En temps normal, l’adénosine s’accumule au fil des heures d’éveil et vient se fixer sur ses récepteurs dans le cerveau. Cela ralentit progressivement l’activité nerveuse et envoie au corps un message clair : “il est temps de lever le pied et d’aller dormir”. La caféine se lie à ces mêmes récepteurs, mais sans les activer, empêchant ainsi l’adénosine de jouer son rôle de “frein”. Résultat : l’activité neuronale reste élevée, la sensation de fatigue recule et la vigilance augmente.
Cette action dans le cerveau s’accompagne d’autres effets physiologiques :
- augmentation de certains neurotransmetteurs (dopamine, noradrénaline) qui améliorent l’humeur, la motivation et les performances cognitives (attention, concentration) ;
- stimulation cardiovasculaire légère à modérée (fréquence cardiaque plus élevée, cœur qui pompe un peu plus fort) chez beaucoup de personnes ;
- effet diurétique discret (augmentation de la production d’urine) et bronchodilatateur (les bronches se relâchent légèrement).
À dose modérée, ces effets se traduisent souvent par un ressenti plutôt positif : on se sent plus éveillé, plus concentré, avec une impression de “coup de fouet” mental et physique. Mais lorsque la dose quotidienne devient trop importante, le même mécanisme peut favoriser palpitations, nervosité, irritabilité ou troubles du sommeil, en particulier chez les personnes sensibles ou sujettes à l’anxiété.
La même molécule qui vous aide à terminer un dossier en fin de journée peut vous empêcher de trouver le sommeil quelques heures plus tard si elle est consommée trop tard ou en trop grande quantité.
Comprendre ce mécanisme permet aussi de mieux interpréter ce que l’on ressent après un café : coup de fouet bienvenu ou au contraire signes d’excès comme palpitations et agitation.
Combien de temps la caféine reste‑t‑elle vraiment dans votre organisme ?
On a souvent l’impression que le café “fait effet tout de suite”. En réalité, la caféine est rapidement absorbée par l’organisme, mais il lui faut tout de même un petit délai pour atteindre son plein potentiel. Après ingestion, les effets commencent généralement à se faire sentir entre 15 et 30 minutes, avec un pic dans le sang au bout de 30 à 60 minutes environ.

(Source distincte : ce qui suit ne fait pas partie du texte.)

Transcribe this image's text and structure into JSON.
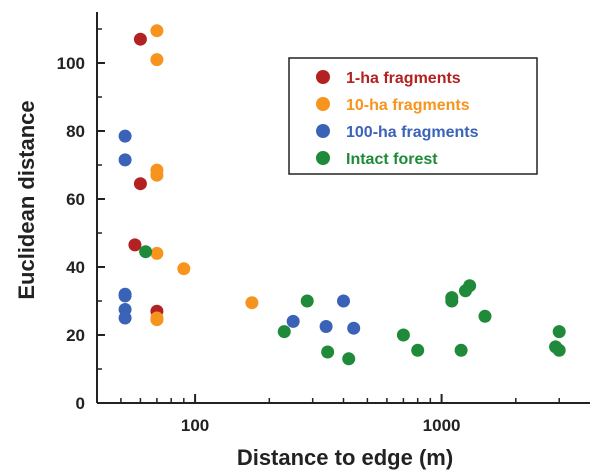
{
  "chart_data": {
    "type": "scatter",
    "title": "",
    "xlabel": "Distance to edge (m)",
    "ylabel": "Euclidean distance",
    "x_scale": "log",
    "xlim": [
      40,
      4000
    ],
    "ylim": [
      0,
      115
    ],
    "x_ticks": [
      100,
      1000
    ],
    "x_tick_labels": [
      "100",
      "1000"
    ],
    "y_ticks": [
      0,
      20,
      40,
      60,
      80,
      100
    ],
    "y_tick_labels": [
      "0",
      "20",
      "40",
      "60",
      "80",
      "100"
    ],
    "grid": false,
    "legend_position": "top-right",
    "series": [
      {
        "name": "1-ha fragments",
        "color": "#b22222",
        "points": [
          [
            60,
            107
          ],
          [
            60,
            64.5
          ],
          [
            57,
            46.5
          ],
          [
            70,
            27
          ]
        ]
      },
      {
        "name": "10-ha fragments",
        "color": "#f7941d",
        "points": [
          [
            70,
            109.5
          ],
          [
            70,
            101
          ],
          [
            70,
            68.5
          ],
          [
            70,
            67
          ],
          [
            70,
            44
          ],
          [
            90,
            39.5
          ],
          [
            70,
            25
          ],
          [
            70,
            24.5
          ],
          [
            170,
            29.5
          ]
        ]
      },
      {
        "name": "100-ha fragments",
        "color": "#3a63b8",
        "points": [
          [
            52,
            78.5
          ],
          [
            52,
            71.5
          ],
          [
            52,
            32
          ],
          [
            52,
            31.5
          ],
          [
            52,
            27.5
          ],
          [
            52,
            25
          ],
          [
            250,
            24
          ],
          [
            340,
            22.5
          ],
          [
            400,
            30
          ],
          [
            440,
            22
          ]
        ]
      },
      {
        "name": "Intact forest",
        "color": "#1f8a3a",
        "points": [
          [
            63,
            44.5
          ],
          [
            230,
            21
          ],
          [
            285,
            30
          ],
          [
            345,
            15
          ],
          [
            420,
            13
          ],
          [
            700,
            20
          ],
          [
            800,
            15.5
          ],
          [
            1100,
            31
          ],
          [
            1100,
            30
          ],
          [
            1200,
            15.5
          ],
          [
            1250,
            33
          ],
          [
            1300,
            34.5
          ],
          [
            1500,
            25.5
          ],
          [
            2900,
            16.5
          ],
          [
            3000,
            15.5
          ],
          [
            3000,
            21
          ]
        ]
      }
    ]
  }
}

Ensuite, le corps commence à éliminer progressivement la caféine. On parle de demi‑vie de la caféine pour désigner le temps nécessaire pour éliminer la moitié de la dose absorbée. Chez un adulte en bonne santé, cette demi‑vie tourne en moyenne autour de 3 à 5 heures, mais elle peut varier selon le taux d’absorption et la vitesse de métabolisation propres à chacun :
- être plus courte chez certains gros fumeurs ;
- être plus longue chez la femme enceinte ou en cas de prise de certains médicaments ;
- s’étendre jusqu’à 8–10 heures, parfois plus, chez les personnes qui métabolisent la caféine plus lentement.

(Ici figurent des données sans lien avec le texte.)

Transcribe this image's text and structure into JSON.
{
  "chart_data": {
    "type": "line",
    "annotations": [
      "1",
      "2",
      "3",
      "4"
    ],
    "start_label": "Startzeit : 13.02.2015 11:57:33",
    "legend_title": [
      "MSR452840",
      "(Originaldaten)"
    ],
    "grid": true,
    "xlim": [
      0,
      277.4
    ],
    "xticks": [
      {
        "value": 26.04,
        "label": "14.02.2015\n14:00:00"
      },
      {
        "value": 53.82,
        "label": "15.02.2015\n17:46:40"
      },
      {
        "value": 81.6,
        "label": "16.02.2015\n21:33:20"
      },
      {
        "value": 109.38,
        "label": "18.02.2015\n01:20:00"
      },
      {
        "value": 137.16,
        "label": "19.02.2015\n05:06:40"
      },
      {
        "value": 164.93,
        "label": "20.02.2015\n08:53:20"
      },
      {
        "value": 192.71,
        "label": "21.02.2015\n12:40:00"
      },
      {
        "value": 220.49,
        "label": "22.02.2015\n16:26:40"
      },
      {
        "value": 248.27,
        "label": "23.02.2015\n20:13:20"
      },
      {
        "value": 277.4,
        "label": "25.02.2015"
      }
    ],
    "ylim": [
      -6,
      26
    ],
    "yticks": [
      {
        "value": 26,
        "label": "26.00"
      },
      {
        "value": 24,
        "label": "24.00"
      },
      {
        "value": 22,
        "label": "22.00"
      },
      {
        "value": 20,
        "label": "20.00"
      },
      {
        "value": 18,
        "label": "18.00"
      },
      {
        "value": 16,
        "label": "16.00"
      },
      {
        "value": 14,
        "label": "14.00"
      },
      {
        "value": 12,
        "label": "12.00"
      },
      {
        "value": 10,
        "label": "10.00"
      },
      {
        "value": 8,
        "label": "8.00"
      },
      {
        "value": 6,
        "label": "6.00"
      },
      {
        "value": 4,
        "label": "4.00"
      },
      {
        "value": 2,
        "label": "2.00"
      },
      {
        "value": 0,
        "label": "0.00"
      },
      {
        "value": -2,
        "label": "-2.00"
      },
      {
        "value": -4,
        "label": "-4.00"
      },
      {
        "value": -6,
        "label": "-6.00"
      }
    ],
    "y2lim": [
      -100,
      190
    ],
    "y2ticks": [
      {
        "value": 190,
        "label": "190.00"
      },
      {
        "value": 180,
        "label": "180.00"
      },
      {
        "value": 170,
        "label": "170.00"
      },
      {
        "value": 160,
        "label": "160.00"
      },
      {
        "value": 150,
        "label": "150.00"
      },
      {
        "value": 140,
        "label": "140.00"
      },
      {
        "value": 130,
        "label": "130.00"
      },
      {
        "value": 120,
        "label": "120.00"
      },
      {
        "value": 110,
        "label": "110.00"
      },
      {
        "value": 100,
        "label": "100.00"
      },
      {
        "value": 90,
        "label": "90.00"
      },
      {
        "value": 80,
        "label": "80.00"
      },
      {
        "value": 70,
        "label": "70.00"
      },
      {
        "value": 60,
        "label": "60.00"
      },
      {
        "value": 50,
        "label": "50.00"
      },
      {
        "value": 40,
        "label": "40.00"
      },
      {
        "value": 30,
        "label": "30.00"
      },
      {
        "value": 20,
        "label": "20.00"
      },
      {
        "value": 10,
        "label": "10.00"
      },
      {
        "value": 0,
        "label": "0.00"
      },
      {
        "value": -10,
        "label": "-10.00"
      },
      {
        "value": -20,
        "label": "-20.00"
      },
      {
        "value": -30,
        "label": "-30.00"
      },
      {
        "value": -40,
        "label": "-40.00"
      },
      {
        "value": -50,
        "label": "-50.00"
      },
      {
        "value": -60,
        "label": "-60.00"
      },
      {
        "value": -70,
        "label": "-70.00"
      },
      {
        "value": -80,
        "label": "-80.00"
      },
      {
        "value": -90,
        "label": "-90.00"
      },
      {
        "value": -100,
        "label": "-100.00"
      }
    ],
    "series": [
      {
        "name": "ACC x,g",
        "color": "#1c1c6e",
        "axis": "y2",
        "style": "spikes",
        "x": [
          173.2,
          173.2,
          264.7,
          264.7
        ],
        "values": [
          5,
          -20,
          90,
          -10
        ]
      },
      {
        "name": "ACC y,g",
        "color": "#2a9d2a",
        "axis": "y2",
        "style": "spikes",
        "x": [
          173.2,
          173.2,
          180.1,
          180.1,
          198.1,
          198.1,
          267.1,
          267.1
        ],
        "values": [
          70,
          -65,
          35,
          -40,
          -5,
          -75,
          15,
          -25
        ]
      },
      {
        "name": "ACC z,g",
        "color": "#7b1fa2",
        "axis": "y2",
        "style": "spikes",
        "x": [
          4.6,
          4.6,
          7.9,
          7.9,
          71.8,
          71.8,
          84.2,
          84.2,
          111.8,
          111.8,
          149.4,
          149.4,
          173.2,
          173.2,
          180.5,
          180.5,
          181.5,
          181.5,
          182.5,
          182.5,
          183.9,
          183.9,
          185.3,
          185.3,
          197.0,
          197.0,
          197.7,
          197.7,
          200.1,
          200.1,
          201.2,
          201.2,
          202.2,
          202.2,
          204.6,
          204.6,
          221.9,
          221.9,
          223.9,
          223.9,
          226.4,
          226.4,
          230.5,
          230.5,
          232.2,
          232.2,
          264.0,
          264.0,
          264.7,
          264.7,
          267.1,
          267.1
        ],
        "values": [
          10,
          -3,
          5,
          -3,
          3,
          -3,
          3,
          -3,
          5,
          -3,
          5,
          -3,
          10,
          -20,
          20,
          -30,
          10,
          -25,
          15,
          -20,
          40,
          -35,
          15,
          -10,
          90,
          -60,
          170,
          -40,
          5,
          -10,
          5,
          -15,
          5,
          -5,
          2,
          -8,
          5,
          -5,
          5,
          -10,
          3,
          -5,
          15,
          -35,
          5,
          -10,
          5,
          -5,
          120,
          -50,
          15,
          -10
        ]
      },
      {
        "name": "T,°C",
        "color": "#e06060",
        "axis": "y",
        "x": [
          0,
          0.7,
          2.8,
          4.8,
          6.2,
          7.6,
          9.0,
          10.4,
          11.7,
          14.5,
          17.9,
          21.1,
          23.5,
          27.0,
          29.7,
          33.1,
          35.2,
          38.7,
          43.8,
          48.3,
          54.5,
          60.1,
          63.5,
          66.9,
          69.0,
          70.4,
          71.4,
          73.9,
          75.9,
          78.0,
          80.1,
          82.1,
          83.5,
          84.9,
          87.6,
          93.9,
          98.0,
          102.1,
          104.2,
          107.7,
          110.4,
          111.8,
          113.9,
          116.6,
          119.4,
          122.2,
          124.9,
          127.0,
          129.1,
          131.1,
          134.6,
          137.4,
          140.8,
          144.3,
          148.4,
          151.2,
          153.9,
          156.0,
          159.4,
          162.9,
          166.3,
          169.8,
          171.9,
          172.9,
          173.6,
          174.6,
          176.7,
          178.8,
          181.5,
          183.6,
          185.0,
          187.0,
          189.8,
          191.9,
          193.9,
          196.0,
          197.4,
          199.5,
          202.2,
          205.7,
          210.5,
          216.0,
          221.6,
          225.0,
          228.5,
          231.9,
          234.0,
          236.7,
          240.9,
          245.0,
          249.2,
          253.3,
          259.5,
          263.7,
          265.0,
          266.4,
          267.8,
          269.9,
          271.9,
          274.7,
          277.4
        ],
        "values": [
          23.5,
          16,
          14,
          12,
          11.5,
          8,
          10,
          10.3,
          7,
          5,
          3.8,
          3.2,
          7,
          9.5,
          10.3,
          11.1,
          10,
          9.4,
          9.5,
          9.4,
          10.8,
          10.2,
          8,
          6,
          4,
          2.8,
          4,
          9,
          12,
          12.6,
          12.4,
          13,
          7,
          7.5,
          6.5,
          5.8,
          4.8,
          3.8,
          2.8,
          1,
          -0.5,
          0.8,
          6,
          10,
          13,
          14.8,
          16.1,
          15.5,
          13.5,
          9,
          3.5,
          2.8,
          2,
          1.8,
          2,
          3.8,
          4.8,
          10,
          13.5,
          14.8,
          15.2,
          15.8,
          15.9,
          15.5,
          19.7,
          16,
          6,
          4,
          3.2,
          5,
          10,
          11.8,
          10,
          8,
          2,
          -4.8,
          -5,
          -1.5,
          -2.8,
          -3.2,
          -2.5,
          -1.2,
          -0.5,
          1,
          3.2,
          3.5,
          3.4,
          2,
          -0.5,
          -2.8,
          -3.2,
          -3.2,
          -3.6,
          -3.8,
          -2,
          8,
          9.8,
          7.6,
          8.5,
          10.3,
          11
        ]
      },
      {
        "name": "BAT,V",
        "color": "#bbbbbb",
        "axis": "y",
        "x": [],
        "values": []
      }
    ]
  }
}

| Moment après la prise | Ce qui se passe dans l’organisme |
|---|---|
| 0–30 minutes | Absorption rapide, premiers effets ressentis : vigilance accrue, baisse de la sensation de fatigue. |
| 30–60 minutes | Pic de concentration dans le sang, les effets stimulants sont au maximum. |
| 3–5 heures | En moyenne, la moitié de la caféine a été éliminée : les effets diminuent, mais restent présents chez beaucoup de personnes. |
| 6–10 heures (voire plus) | Selon la sensibilité individuelle, une partie de la caféine peut encore être active et perturber le sommeil si la prise était tardive. |
C’est cette durée d’action prolongée qui explique pourquoi un café pris en fin d’après-midi peut encore avoir un impact sur l’endormissement, même si vous avez l’impression de “bien tolérer” la caféine. De nombreuses recommandations suggèrent ainsi de limiter les boissons caféinées après 14–16 heures, surtout en cas de difficultés de sommeil.
Si vous êtes particulièrement sensible (palpitations, réveils nocturnes, agitation), il peut être utile de :
- réserver la plupart de vos cafés aux heures du matin ;
- remplacer le café de l’après‑midi par un décaféiné ou une infusion sans caféine ;
- surveiller l’effet des boissons énergisantes ou sodas caféinés consommés en soirée.
Une fois cette durée d’action en tête, la question suivante est de savoir quelle quantité de caféine apportent concrètement un café, un thé ou un soda au fil de la journée.
Combien de caféine dans un café, un thé ou un soda ?
Pour savoir combien de caféine par jour vous consommez, il faut d’abord avoir une idée des quantités apportées par chaque tasse ou canette. Les valeurs ci‑dessous sont des ordres de grandeur : elles varient selon la marque, la recette et le mode de préparation, mais donnent une bonne base pour se situer.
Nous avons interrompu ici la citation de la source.